Some Chinese Ghosts eBook

This eBook from the Gutenberg Project consists of approximately 80 pages of information about Some Chinese Ghosts.

Therefore the worthy mandarin Kouan-Yu assembled the master-moulders and the renowned bellsmiths of the empire, and all men of great repute and cunning in foundry work; and they measured the materials for the alloy, and treated them skilfully, and prepared the moulds, the fires, the instruments, and the monstrous melting-pot for fusing the metal.  And they labored exceedingly, like giants,—­neglecting only rest and sleep and the comforts of life; toiling both night and day in obedience to Kouan-Yu, and striving in all things to do the behest of the Son of Heaven.
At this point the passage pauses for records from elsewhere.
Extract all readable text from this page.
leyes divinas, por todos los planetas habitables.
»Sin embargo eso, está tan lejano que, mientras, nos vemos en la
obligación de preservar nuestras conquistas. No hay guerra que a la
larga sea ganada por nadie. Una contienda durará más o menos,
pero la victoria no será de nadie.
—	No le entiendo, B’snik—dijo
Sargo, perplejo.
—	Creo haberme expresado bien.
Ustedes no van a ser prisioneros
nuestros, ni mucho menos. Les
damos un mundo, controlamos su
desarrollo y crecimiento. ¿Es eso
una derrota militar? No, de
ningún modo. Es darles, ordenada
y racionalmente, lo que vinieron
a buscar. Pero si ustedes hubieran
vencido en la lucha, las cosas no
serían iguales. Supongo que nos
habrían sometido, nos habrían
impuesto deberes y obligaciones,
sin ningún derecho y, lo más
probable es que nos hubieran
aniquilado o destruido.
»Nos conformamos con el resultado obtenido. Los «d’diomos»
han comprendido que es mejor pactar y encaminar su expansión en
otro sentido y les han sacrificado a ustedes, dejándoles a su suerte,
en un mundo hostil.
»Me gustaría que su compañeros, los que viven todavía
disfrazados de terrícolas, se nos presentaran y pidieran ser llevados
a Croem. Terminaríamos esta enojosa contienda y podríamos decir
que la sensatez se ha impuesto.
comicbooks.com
But when the metal had been cast, and the earthen mould separated from the glowing casting, it was discovered that, despite their great labor and ceaseless care, the result was void of worth; for the metals had rebelled one against the other,—­the gold had scorned alliance with the brass, the silver would not mingle with the molten iron.  Therefore the moulds had to be once more prepared, and the fires rekindled, and the metal remelted, and all the work tediously and toilsomely repeated.  The Son of Heaven heard, and was angry, but spake nothing.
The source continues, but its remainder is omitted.